D’autres, enfin, sont entraînées par des ardeurs inouïes de plaisir et de perversité précoce. Ceux qui s’indignent, parfois, d’apprendre qu’une mineure a été inscrite sur les registres de la police, ceux-là ne savent pas avec quel cynisme cette inscription a été peut-être réclamée, ou quelles fautes répétées l’ont rendue nécessaire. C’est une triste graine qui pousse sur le pavé des grandes villes que l’enfant dévorée de sensualité, attendant avec impatience l’heure où les hommes voudront d’elle; rebelle à tout, aux corrections comme aux conseils, vouée au vice comme d’autres sont vouées au bien.

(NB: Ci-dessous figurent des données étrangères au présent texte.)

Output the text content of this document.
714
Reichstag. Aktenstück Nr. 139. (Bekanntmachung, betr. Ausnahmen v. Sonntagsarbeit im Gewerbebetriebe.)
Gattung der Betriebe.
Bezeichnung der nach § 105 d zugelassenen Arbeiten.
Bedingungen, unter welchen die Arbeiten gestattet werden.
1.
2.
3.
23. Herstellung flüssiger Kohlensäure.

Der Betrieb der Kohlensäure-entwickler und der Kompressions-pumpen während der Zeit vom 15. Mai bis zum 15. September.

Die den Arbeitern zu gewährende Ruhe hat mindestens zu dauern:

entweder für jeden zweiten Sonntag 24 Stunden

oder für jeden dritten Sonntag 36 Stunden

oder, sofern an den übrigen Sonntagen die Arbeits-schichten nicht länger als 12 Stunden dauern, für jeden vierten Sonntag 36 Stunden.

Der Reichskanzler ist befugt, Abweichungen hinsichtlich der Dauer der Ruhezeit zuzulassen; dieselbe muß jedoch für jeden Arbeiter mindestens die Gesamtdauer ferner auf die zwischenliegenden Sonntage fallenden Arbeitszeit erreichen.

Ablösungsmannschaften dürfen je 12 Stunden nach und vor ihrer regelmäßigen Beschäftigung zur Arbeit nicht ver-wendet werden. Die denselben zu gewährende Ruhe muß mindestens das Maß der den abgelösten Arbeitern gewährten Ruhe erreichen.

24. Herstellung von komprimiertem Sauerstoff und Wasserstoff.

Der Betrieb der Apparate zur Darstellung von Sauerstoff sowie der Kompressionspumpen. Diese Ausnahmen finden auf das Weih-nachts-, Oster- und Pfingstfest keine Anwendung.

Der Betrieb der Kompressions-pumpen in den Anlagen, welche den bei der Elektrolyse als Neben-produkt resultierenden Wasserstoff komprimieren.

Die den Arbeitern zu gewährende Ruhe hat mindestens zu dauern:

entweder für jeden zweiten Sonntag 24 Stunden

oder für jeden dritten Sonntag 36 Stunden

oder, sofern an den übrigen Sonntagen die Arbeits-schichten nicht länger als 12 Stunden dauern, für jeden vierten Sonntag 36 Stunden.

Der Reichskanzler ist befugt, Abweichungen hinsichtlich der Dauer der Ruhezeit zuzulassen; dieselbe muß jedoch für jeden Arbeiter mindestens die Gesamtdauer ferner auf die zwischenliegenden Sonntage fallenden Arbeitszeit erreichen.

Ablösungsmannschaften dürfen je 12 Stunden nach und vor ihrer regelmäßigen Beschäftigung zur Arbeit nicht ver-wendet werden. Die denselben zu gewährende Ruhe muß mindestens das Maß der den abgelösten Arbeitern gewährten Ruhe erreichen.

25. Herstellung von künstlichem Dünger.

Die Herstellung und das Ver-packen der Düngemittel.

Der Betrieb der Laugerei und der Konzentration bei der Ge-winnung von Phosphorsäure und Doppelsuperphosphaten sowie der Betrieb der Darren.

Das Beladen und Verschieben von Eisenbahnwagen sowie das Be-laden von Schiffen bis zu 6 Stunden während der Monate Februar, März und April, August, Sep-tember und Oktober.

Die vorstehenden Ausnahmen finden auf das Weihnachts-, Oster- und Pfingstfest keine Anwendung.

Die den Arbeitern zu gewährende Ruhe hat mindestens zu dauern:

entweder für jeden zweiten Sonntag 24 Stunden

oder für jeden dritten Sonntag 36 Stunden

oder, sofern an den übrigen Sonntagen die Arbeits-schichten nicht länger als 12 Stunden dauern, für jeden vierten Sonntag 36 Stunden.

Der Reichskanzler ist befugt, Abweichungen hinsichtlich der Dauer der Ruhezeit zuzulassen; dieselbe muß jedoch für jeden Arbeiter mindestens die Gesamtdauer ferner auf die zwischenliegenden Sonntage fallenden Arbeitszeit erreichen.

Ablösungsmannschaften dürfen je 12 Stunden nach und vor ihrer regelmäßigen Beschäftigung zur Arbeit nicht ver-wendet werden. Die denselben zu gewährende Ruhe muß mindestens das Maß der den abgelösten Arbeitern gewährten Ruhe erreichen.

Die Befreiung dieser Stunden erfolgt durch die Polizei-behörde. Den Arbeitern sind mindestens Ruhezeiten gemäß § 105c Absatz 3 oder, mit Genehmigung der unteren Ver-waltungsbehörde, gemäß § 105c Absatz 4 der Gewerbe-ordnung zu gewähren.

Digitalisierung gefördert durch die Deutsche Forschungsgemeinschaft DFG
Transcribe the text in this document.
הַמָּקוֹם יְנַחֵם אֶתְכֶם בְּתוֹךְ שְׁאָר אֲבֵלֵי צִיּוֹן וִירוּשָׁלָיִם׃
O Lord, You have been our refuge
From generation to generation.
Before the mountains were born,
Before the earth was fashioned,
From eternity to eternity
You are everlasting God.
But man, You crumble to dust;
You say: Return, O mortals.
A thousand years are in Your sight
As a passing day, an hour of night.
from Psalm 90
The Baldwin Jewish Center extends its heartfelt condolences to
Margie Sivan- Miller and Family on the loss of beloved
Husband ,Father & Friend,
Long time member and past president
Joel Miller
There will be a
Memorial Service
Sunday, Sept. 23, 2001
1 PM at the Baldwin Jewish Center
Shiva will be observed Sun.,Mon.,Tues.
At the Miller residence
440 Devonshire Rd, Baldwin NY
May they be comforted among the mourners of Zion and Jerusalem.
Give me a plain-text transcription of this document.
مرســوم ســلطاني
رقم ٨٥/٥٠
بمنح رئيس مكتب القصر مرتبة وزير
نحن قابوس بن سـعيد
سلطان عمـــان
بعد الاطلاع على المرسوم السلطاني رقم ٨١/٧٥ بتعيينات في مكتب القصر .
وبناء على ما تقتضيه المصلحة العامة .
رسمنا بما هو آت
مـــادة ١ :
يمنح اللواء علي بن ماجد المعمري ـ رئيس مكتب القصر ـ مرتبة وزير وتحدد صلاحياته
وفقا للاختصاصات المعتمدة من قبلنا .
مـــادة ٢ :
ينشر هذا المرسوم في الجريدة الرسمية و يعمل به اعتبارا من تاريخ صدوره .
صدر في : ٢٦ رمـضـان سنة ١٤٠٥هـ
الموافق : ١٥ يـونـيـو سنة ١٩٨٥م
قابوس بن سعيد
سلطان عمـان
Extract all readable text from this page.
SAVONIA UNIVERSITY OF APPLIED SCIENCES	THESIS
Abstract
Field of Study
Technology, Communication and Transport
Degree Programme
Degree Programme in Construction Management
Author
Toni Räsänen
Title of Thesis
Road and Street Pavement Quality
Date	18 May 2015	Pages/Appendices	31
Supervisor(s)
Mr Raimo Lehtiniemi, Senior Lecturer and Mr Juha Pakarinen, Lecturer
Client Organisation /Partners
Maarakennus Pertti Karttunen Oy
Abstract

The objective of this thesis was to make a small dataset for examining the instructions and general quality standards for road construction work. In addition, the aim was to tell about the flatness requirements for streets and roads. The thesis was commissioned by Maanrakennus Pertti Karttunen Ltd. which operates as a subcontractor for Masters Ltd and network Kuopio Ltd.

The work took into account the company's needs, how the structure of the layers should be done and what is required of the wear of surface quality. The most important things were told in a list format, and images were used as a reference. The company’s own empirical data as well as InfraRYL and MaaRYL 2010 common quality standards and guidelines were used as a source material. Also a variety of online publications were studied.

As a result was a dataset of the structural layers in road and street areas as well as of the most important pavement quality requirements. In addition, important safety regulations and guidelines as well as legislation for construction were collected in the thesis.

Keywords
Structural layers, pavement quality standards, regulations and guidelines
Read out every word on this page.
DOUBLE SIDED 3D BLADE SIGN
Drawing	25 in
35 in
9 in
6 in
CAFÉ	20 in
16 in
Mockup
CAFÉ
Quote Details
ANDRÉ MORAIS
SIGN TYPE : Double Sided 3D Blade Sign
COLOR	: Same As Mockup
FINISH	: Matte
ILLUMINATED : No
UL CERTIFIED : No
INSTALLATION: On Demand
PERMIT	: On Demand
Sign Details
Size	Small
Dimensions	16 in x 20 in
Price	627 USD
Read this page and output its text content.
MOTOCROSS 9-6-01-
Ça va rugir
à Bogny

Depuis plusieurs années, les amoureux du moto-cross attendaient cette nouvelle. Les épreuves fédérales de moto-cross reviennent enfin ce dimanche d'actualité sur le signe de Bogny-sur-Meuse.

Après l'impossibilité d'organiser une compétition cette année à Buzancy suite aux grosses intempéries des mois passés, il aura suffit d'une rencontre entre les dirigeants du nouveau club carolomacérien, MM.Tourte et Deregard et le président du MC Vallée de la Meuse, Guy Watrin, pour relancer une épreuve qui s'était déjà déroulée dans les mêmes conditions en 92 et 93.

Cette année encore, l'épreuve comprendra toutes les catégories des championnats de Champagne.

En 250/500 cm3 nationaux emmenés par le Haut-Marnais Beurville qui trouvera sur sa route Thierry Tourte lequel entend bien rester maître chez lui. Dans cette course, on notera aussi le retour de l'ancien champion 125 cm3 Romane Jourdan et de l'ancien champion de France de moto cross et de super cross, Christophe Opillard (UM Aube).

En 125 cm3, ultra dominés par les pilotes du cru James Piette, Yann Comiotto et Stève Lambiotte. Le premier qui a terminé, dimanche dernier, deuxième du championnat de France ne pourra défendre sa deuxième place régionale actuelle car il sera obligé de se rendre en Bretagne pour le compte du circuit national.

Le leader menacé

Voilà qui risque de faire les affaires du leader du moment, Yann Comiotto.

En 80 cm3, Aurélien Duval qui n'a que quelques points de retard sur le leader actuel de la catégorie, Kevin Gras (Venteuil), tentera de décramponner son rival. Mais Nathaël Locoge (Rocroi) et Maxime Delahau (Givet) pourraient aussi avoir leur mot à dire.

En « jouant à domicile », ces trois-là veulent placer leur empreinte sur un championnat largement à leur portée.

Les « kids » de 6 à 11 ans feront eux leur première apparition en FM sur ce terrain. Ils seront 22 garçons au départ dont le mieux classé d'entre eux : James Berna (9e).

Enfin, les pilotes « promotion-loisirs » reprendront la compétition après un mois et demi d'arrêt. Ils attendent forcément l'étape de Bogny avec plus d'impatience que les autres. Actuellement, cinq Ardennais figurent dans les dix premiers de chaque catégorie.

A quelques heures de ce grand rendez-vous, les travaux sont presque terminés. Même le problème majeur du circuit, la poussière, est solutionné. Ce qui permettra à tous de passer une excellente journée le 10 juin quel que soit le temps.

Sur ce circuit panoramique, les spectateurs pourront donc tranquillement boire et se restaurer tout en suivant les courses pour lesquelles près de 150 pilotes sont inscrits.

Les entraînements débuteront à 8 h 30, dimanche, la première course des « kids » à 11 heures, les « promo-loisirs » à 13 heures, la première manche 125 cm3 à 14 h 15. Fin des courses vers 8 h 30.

Celles-là sont des malades d’âme et du corps, issues souvent de parens malades eux-mêmes. Dans d’autres milieux, une hygiène attentive et une éducation sévère auraient peut-être dompté ces tempéramens fougueux et redressé ces instincts pervertis. Mais elles ont été élevées à la grosse morale ; les reproches n’y ont rien fait, encore moins les coups. La nature a suivi sa pente et la chute devenait fatale.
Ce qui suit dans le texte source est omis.